Motion for new trial
Oklahoma County Public Defender Robert Ravitz said he could file a motion for a new trial as early as Tuesday. Thompson was represented by public defenders at his trial.
Ravitz applauded Prater's decision to fire Kimbrough and Miller.
“This demonstrates the total integrity of Mr. Prater and his willingness to do whatever is necessary to see that ethics prevail within the district attorney's office,” Ravitz said. “This firing should not be taken as a black mark on his office, but should demonstrate that he will not tolerate unethical behavior.”
In a statement, Prater said he contacted the public defender's office as soon as he learned of the alleged conduct. “To ensure the integrity of our investigation into the alleged ethical violations of the ADAs, I invited Mr. Ravitz to jointly investigate the allegations. He accepted.”
Jurors convicted Thompson, 25, of first-degree murder in the Aug. 17, 2010, stabbing death of Manuel Leon Sanchez, 21. The victim was killed outside Thompson's house in Oklahoma City.
Jurors also convicted Thompson of assault and battery for stabbing Maxwell M. McIntyre, 19, in the chest.
McIntyre testified during the trial that he and Sanchez left the house after an altercation and were walking up the street when Thompson came up behind them and stabbed them.
Thompson's attorneys argued he acted in self-
Prosecutors alleged Thompson had punched a man in a wheelchair over a cigar during a night of heavy drinking and then threatened McIntyre when he intervened.

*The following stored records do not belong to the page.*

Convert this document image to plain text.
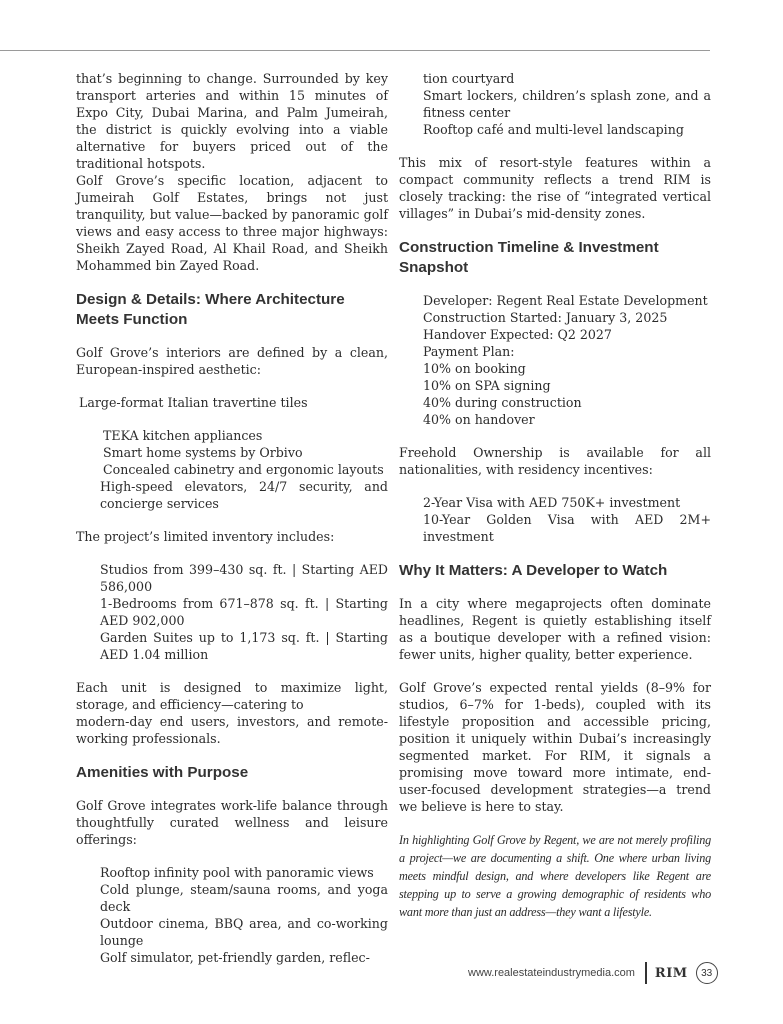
that’s beginning to change. Surrounded by key transport arteries and within 15 minutes of Expo City, Dubai Marina, and Palm Jumeirah, the district is quickly evolving into a viable alternative for buyers priced out of the traditional hotspots.
Golf Grove’s specific location, adjacent to Jumeirah Golf Estates, brings not just tranquility, but value—backed by panoramic golf views and easy access to three major highways: Sheikh Zayed Road, Al Khail Road, and Sheikh Mohammed bin Zayed Road.
Design & Details: Where Architecture Meets Function
Golf Grove’s interiors are defined by a clean, European-inspired aesthetic:
Large-format Italian travertine tiles
TEKA kitchen appliances
Smart home systems by Orbivo
Concealed cabinetry and ergonomic layouts
High-speed elevators, 24/7 security, and concierge services
The project’s limited inventory includes:
Studios from 399–430 sq. ft. | Starting AED 586,000
1-Bedrooms from 671–878 sq. ft. | Starting AED 902,000
Garden Suites up to 1,173 sq. ft. | Starting AED 1.04 million
Each unit is designed to maximize light, storage, and efficiency—catering to
modern-day end users, investors, and remote-working professionals.
Amenities with Purpose
Golf Grove integrates work-life balance through thoughtfully curated wellness and leisure offerings:
Rooftop infinity pool with panoramic views
Cold plunge, steam/sauna rooms, and yoga deck
Outdoor cinema, BBQ area, and co-working lounge
Golf simulator, pet-friendly garden, reflec-
tion courtyard
Smart lockers, children’s splash zone, and a fitness center
Rooftop café and multi-level landscaping
This mix of resort-style features within a compact community reflects a trend RIM is closely tracking: the rise of “integrated vertical villages” in Dubai’s mid-density zones.
Construction Timeline & Investment Snapshot
Developer: Regent Real Estate Development
Construction Started: January 3, 2025
Handover Expected: Q2 2027
Payment Plan:
10% on booking
10% on SPA signing
40% during construction
40% on handover
Freehold Ownership is available for all nationalities, with residency incentives:
2-Year Visa with AED 750K+ investment
10-Year Golden Visa with AED 2M+ investment
Why It Matters: A Developer to Watch
In a city where megaprojects often dominate headlines, Regent is quietly establishing itself as a boutique developer with a refined vision: fewer units, higher quality, better experience.
Golf Grove’s expected rental yields (8–9% for studios, 6–7% for 1-beds), coupled with its lifestyle proposition and accessible pricing, position it uniquely within Dubai’s increasingly segmented market. For RIM, it signals a promising move toward more intimate, end-user-focused development strategies—a trend we believe is here to stay.
In highlighting Golf Grove by Regent, we are not merely profiling a project—we are documenting a shift. One where urban living meets mindful design, and where developers like Regent are stepping up to serve a growing demographic of residents who want more than just an address—they want a lifestyle.
www.realestateindustrymedia.com RIM	33
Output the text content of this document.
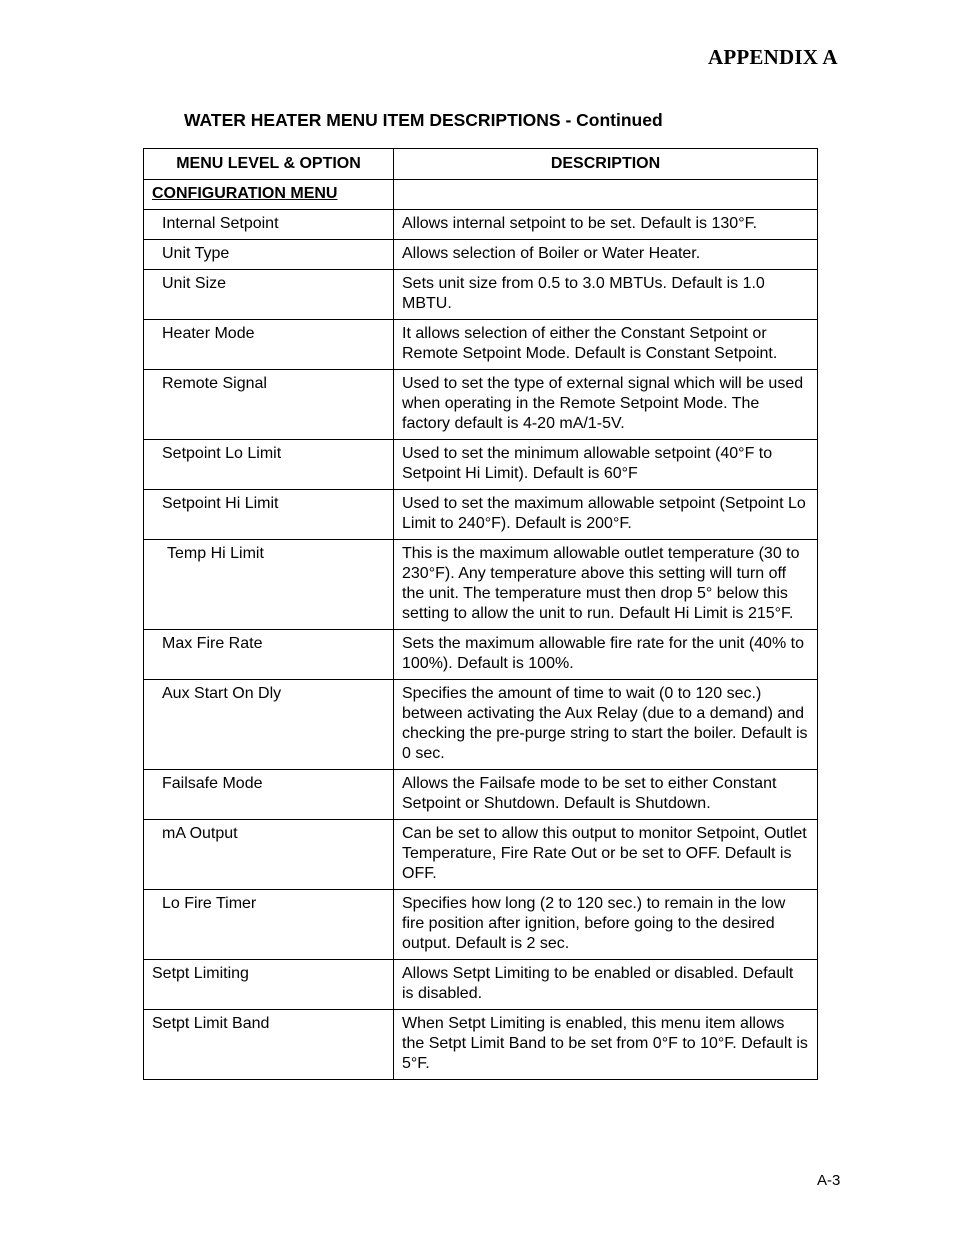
APPENDIX A
WATER HEATER MENU ITEM DESCRIPTIONS - Continued
MENU LEVEL & OPTION	DESCRIPTION
CONFIGURATION MENU	
Internal Setpoint	Allows internal setpoint to be set. Default is 130°F.
Unit Type	Allows selection of Boiler or Water Heater.
Unit Size	Sets unit size from 0.5 to 3.0 MBTUs. Default is 1.0 MBTU.
Heater Mode	It allows selection of either the Constant Setpoint or Remote Setpoint Mode. Default is Constant Setpoint.
Remote Signal	Used to set the type of external signal which will be used when operating in the Remote Setpoint Mode. The factory default is 4-20 mA/1-5V.
Setpoint Lo Limit	Used to set the minimum allowable setpoint (40°F to Setpoint Hi Limit). Default is 60°F
Setpoint Hi Limit	Used to set the maximum allowable setpoint (Setpoint Lo Limit to 240°F). Default is 200°F.
Temp Hi Limit	This is the maximum allowable outlet temperature (30 to 230°F). Any temperature above this setting will turn off the unit. The temperature must then drop 5° below this setting to allow the unit to run. Default Hi Limit is 215°F.
Max Fire Rate	Sets the maximum allowable fire rate for the unit (40% to 100%). Default is 100%.
Aux Start On Dly	Specifies the amount of time to wait (0 to 120 sec.) between activating the Aux Relay (due to a demand) and checking the pre-purge string to start the boiler. Default is 0 sec.
Failsafe Mode	Allows the Failsafe mode to be set to either Constant Setpoint or Shutdown. Default is Shutdown.
mA Output	Can be set to allow this output to monitor Setpoint, Outlet Temperature, Fire Rate Out or be set to OFF. Default is OFF.
Lo Fire Timer	Specifies how long (2 to 120 sec.) to remain in the low fire position after ignition, before going to the desired output. Default is 2 sec.
Setpt Limiting	Allows Setpt Limiting to be enabled or disabled. Default is disabled.
Setpt Limit Band	When Setpt Limiting is enabled, this menu item allows the Setpt Limit Band to be set from 0°F to 10°F. Default is 5°F.
A-3
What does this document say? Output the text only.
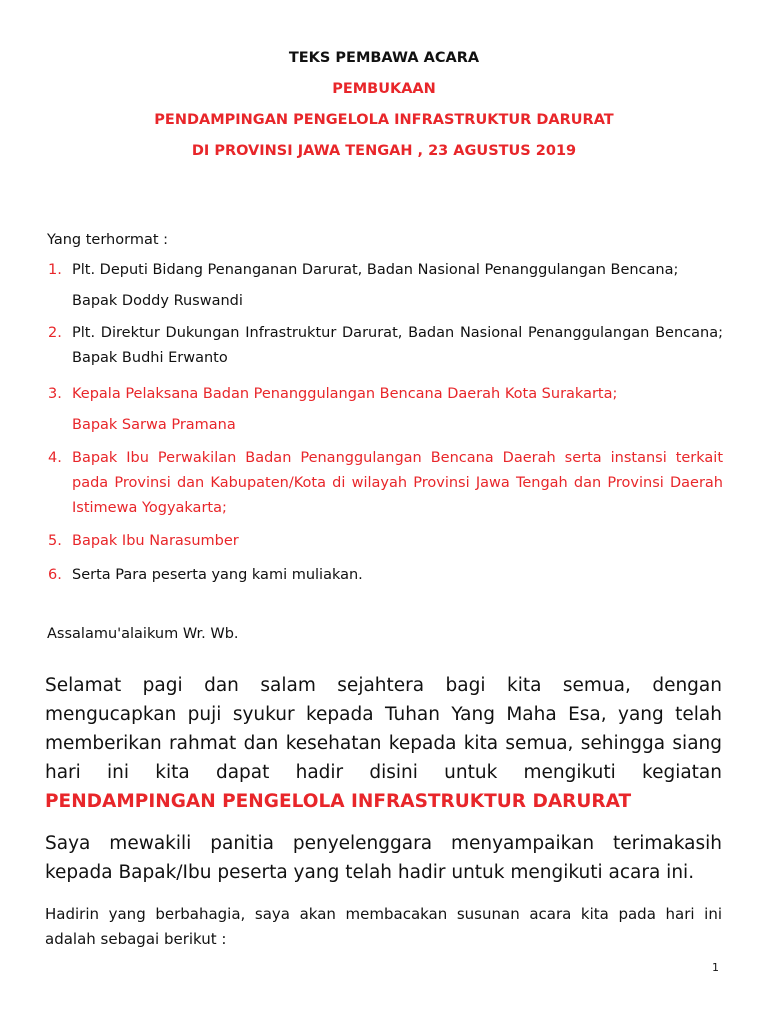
TEKS PEMBAWA ACARA
PEMBUKAAN
PENDAMPINGAN PENGELOLA INFRASTRUKTUR DARURAT
DI PROVINSI JAWA TENGAH , 23 AGUSTUS 2019
Yang terhormat :
1. Plt. Deputi Bidang Penanganan Darurat, Badan Nasional Penanggulangan Bencana;
Bapak Doddy Ruswandi
2. Plt. Direktur Dukungan Infrastruktur Darurat, Badan Nasional Penanggulangan Bencana; Bapak Budhi Erwanto
3. Kepala Pelaksana Badan Penanggulangan Bencana Daerah Kota Surakarta;
Bapak Sarwa Pramana
4. Bapak Ibu Perwakilan Badan Penanggulangan Bencana Daerah serta instansi terkait pada Provinsi dan Kabupaten/Kota di wilayah Provinsi Jawa Tengah dan Provinsi Daerah Istimewa Yogyakarta;
5. Bapak Ibu Narasumber
6. Serta Para peserta yang kami muliakan.
Assalamu'alaikum Wr. Wb.
Selamat pagi dan salam sejahtera bagi kita semua, dengan mengucapkan puji syukur kepada Tuhan Yang Maha Esa, yang telah memberikan rahmat dan kesehatan kepada kita semua, sehingga siang hari ini kita dapat hadir disini untuk mengikuti kegiatan PENDAMPINGAN PENGELOLA INFRASTRUKTUR DARURAT
Saya mewakili panitia penyelenggara menyampaikan terimakasih kepada Bapak/Ibu peserta yang telah hadir untuk mengikuti acara ini.
Hadirin yang berbahagia, saya akan membacakan susunan acara kita pada hari ini adalah sebagai berikut :
1
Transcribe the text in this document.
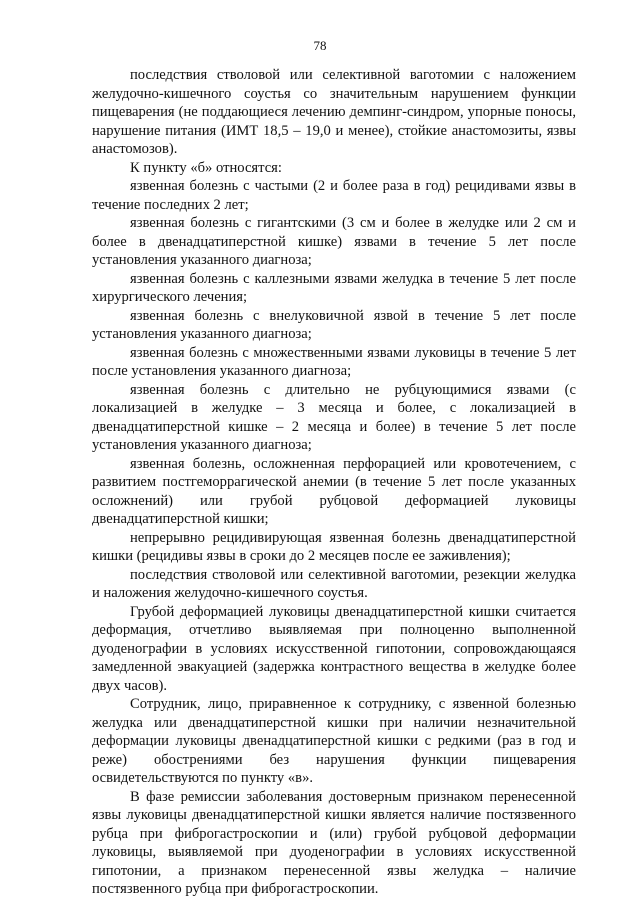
78

последствия стволовой или селективной ваготомии с наложением желудочно-кишечного соустья со значительным нарушением функции пищеварения (не поддающиеся лечению демпинг-синдром, упорные поносы, нарушение питания (ИМТ 18,5 – 19,0 и менее), стойкие анастомозиты, язвы анастомозов).

К пункту «б» относятся:

язвенная болезнь с частыми (2 и более раза в год) рецидивами язвы в течение последних 2 лет;

язвенная болезнь с гигантскими (3 см и более в желудке или 2 см и более в двенадцатиперстной кишке) язвами в течение 5 лет после установления указанного диагноза;

язвенная болезнь с каллезными язвами желудка в течение 5 лет после хирургического лечения;

язвенная болезнь с внелуковичной язвой в течение 5 лет после установления указанного диагноза;

язвенная болезнь с множественными язвами луковицы в течение 5 лет после установления указанного диагноза;

язвенная болезнь с длительно не рубцующимися язвами (с локализацией в желудке – 3 месяца и более, с локализацией в двенадцатиперстной кишке – 2 месяца и более) в течение 5 лет после установления указанного диагноза;

язвенная болезнь, осложненная перфорацией или кровотечением, с развитием постгеморрагической анемии (в течение 5 лет после указанных осложнений) или грубой рубцовой деформацией луковицы двенадцатиперстной кишки;

непрерывно рецидивирующая язвенная болезнь двенадцатиперстной кишки (рецидивы язвы в сроки до 2 месяцев после ее заживления);

последствия стволовой или селективной ваготомии, резекции желудка и наложения желудочно-кишечного соустья.

Грубой деформацией луковицы двенадцатиперстной кишки считается деформация, отчетливо выявляемая при полноценно выполненной дуоденографии в условиях искусственной гипотонии, сопровождающаяся замедленной эвакуацией (задержка контрастного вещества в желудке более двух часов).

Сотрудник, лицо, приравненное к сотруднику, с язвенной болезнью желудка или двенадцатиперстной кишки при наличии незначительной деформации луковицы двенадцатиперстной кишки с редкими (раз в год и реже) обострениями без нарушения функции пищеварения освидетельствуются по пункту «в».

В фазе ремиссии заболевания достоверным признаком перенесенной язвы луковицы двенадцатиперстной кишки является наличие постязвенного рубца при фиброгастроскопии и (или) грубой рубцовой деформации луковицы, выявляемой при дуоденографии в условиях искусственной гипотонии, а признаком перенесенной язвы желудка – наличие постязвенного рубца при фиброгастроскопии.
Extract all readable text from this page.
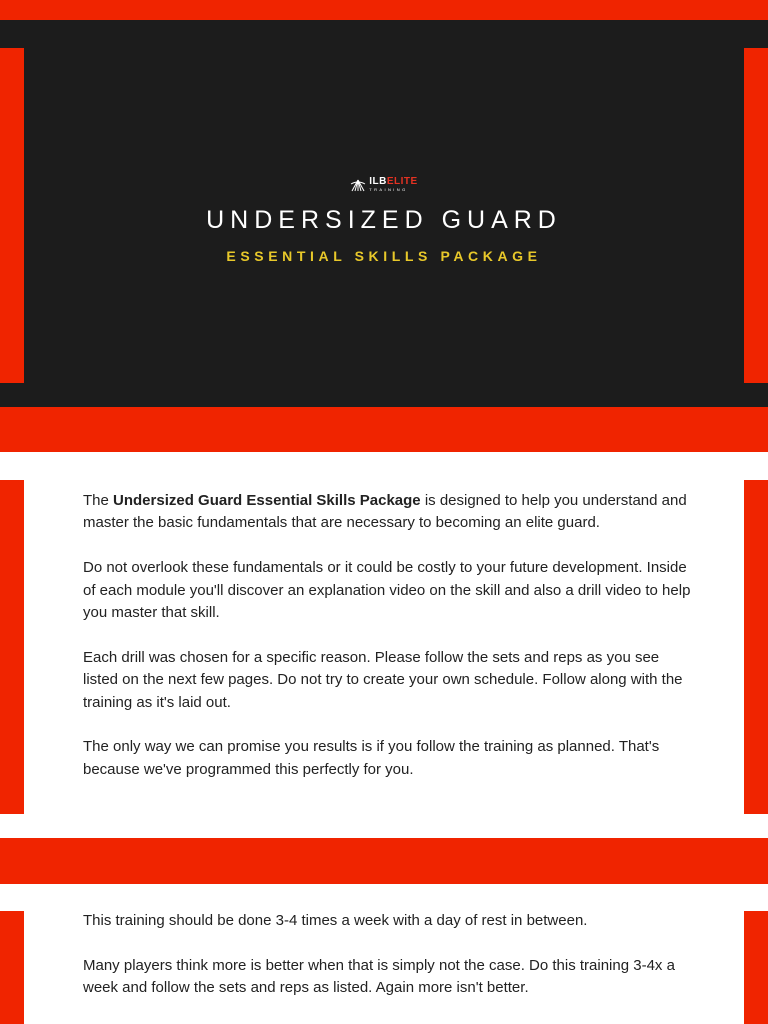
ILBELITE
TRAINING
UNDERSIZED GUARD
ESSENTIAL SKILLS PACKAGE

The Undersized Guard Essential Skills Package is designed to help you understand and master the basic fundamentals that are necessary to becoming an elite guard.

Do not overlook these fundamentals or it could be costly to your future development. Inside of each module you'll discover an explanation video on the skill and also a drill video to help you master that skill.

Each drill was chosen for a specific reason. Please follow the sets and reps as you see listed on the next few pages. Do not try to create your own schedule. Follow along with the training as it's laid out.

The only way we can promise you results is if you follow the training as planned. That's because we've programmed this perfectly for you.

This training should be done 3-4 times a week with a day of rest in between.

Many players think more is better when that is simply not the case. Do this training 3-4x a week and follow the sets and reps as listed. Again more isn't better.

Kimbrough and Miller are accused of withholding a statement made by Jose Padilla, the man in the wheelchair, that was “inconsistent” with what he previously told police about where the killing took place, Ravitz said.
That evidence was not turned over to defense counsel, Ravitz said.
Padilla is in a nursing home and did not testify during Thompson's trial. Prosecutors instead used a written statement from Padilla that claimed he said the stabbings were in the street.
That statement was read to the jury.
Padilla was interviewed by investigators from the district attorney's office and the public defender's office after the trial. At that time, he told them the stabbings occurred in the driveway of Thompson's house.
Prater said Wednesday the joint investigation confirmed the witness made a statement to prosecutors that was “materially inconsistent” with his original statement to Oklahoma City police.
“The substance of the inconsistent statement was not disclosed to defense counsel,” Prater said in his written statement. “The assistant district attorneys allowed defense counsel to stipulate to the witness's testimony without including the subsequent inconsistent statement.
“Finally, in their closing arguments, the assistant district attorneys argued that the witness' stipulated (or agreed upon) testimony corroborated other trial testimony.”
The statement, Prater said, was “potentially exculpatory,” or favorable to the defense.
Ravitz said the statement withheld from Thompson's attorneys would have supported his self-defense claim.
“This was a very close case, and this type of evidence could have tipped the verdict in the defendant's favor,” Ravitz said.